TransUnion’s quarterly analysis of Canadian credit trends showed that the average consumer’s total debt — excluding mortgages — increased at its greatest rate in nearly two years, sparked in part by a climb in auto loan commitments.

The overall average jumped 4.6 percent during the third quarter to $26,768. TransUnion determined Canada experienced both its largest quarterly (2.1 percent) and annual (4.6 percent) growth since the fourth quarter of 2010.

A significant portion of the quarterly average debt total is tied to vehicle contracts.

Canadian auto borrower debt — defined as the aggregate balance on all auto captive loans for an individual auto captive borrower — increased more than 11.25 percent year-over-year and 1.84 percent quarter-over-quarter. The third-quarter reading came in at $19,228.

For reference, TransUnion noted the average auto debt level after the first quarter of last year stood at $16,181.

Analysts indicated the increase in overall average debt was consistent throughout Canada.

On a year-over-year basis, the largest increases were found in New Brunswick (9.49 percent), Prince Edward Island (8.25 percent) and Newfoundland and Labrador (7.83 percent).

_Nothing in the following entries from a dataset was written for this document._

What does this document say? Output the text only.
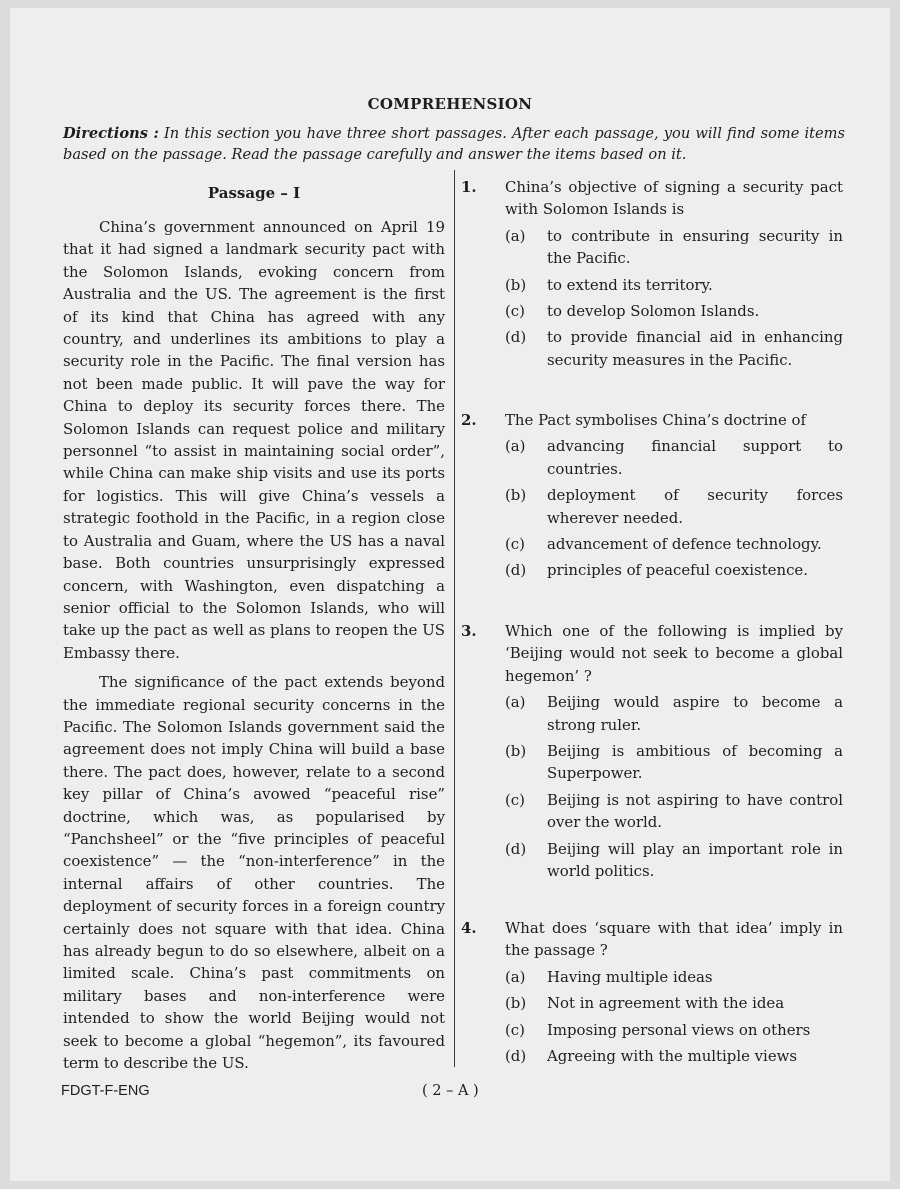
COMPREHENSION
Directions : In this section you have three short passages. After each passage, you will find some items based on the passage. Read the passage carefully and answer the items based on it.
Passage – I

China’s government announced on April 19 that it had signed a landmark security pact with the Solomon Islands, evoking concern from Australia and the US. The agreement is the first of its kind that China has agreed with any country, and underlines its ambitions to play a security role in the Pacific. The final version has not been made public. It will pave the way for China to deploy its security forces there. The Solomon Islands can request police and military personnel “to assist in maintaining social order”, while China can make ship visits and use its ports for logistics. This will give China’s vessels a strategic foothold in the Pacific, in a region close to Australia and Guam, where the US has a naval base. Both countries unsurprisingly expressed concern, with Washington, even dispatching a senior official to the Solomon Islands, who will take up the pact as well as plans to reopen the US Embassy there.

The significance of the pact extends beyond the immediate regional security concerns in the Pacific. The Solomon Islands government said the agreement does not imply China will build a base there. The pact does, however, relate to a second key pillar of China’s avowed “peaceful rise” doctrine, which was, as popularised by “Panchsheel” or the “five principles of peaceful coexistence” — the “non-interference” in the internal affairs of other countries. The deployment of security forces in a foreign country certainly does not square with that idea. China has already begun to do so elsewhere, albeit on a limited scale. China’s past commitments on military bases and non-interference were intended to show the world Beijing would not seek to become a global “hegemon”, its favoured term to describe the US.

1.	China’s objective of signing a security pact with Solomon Islands is
(a)	to contribute in ensuring security in the Pacific.
(b)	to extend its territory.
(c)	to develop Solomon Islands.
(d)	to provide financial aid in enhancing security measures in the Pacific.
2.	The Pact symbolises China’s doctrine of
(a)	advancing financial support to countries.
(b)	deployment of security forces wherever needed.
(c)	advancement of defence technology.
(d)	principles of peaceful coexistence.
3.	Which one of the following is implied by ‘Beijing would not seek to become a global hegemon’ ?
(a)	Beijing would aspire to become a strong ruler.
(b)	Beijing is ambitious of becoming a Superpower.
(c)	Beijing is not aspiring to have control over the world.
(d)	Beijing will play an important role in world politics.
4.	What does ‘square with that idea’ imply in the passage ?
(a)	Having multiple ideas
(b)	Not in agreement with the idea
(c)	Imposing personal views on others
(d)	Agreeing with the multiple views
FDGT-F-ENG	( 2 – A )
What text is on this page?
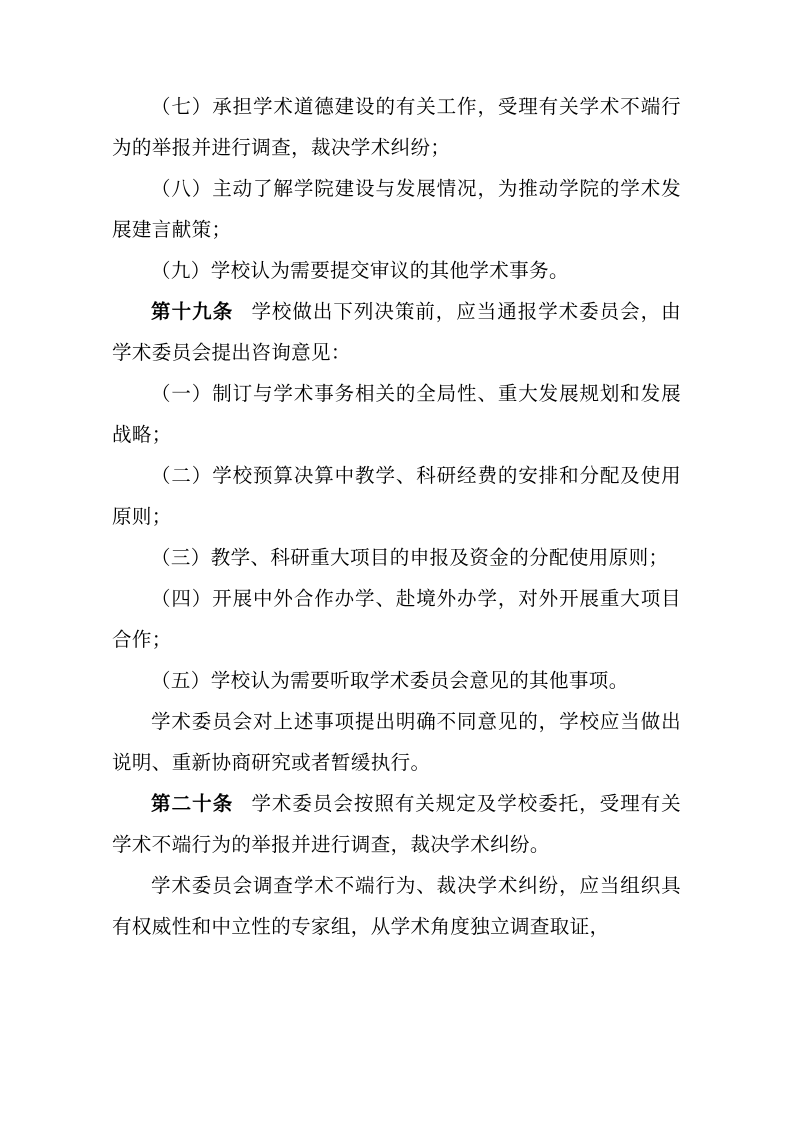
（七）承担学术道德建设的有关工作，受理有关学术不端行为的举报并进行调查，裁决学术纠纷；

（八）主动了解学院建设与发展情况，为推动学院的学术发展建言献策；

（九）学校认为需要提交审议的其他学术事务。

第十九条 学校做出下列决策前，应当通报学术委员会，由学术委员会提出咨询意见：

（一）制订与学术事务相关的全局性、重大发展规划和发展战略；

（二）学校预算决算中教学、科研经费的安排和分配及使用原则；

（三）教学、科研重大项目的申报及资金的分配使用原则；

（四）开展中外合作办学、赴境外办学，对外开展重大项目合作；

（五）学校认为需要听取学术委员会意见的其他事项。

学术委员会对上述事项提出明确不同意见的，学校应当做出说明、重新协商研究或者暂缓执行。

第二十条 学术委员会按照有关规定及学校委托，受理有关学术不端行为的举报并进行调查，裁决学术纠纷。

学术委员会调查学术不端行为、裁决学术纠纷，应当组织具有权威性和中立性的专家组，从学术角度独立调查取证，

In the last five years between the third quarter of 2007 and third quarter of this year, TransUnion said inflation as measured by the Consumer Price Index has risen 9 percent; yet total consumer debt (excluding mortgages) has jumped more than 37 percent.

“At this time last year, we were encouraged to see consumer total debt levels remain relatively stagnant for three consecutive quarters,” said Thomas Higgins, TransUnion's vice president of analytics and decision services.

“One year later, it appears we have reversed course as consumer total debt has increased for three straight quarters, including the largest jump in nearly two years this past quarter,” Higgins continued. “While delinquency levels remain about the same or lower than they were one year ago, it should be noted that in the past five years debt levels have now increased 400 percent more than the rate of inflation.”

As Higgins mentioned, delinquency levels continue to remain low across all major product categories. For auto loans, the third-quarter delinquency reading came in at 0.11 percent, which was a 13.79-percent jump above the previous quarter but a 14.48-percent decline versus a year ago.

“Despite increased debt levels, Canadian consumers have done well to maintain relatively low delinquency rates,” Higgins said. “It should be noted that many consumers are taking advantage of the low interest rate environment. Just five years ago, interest rates were significantly higher than they are today.”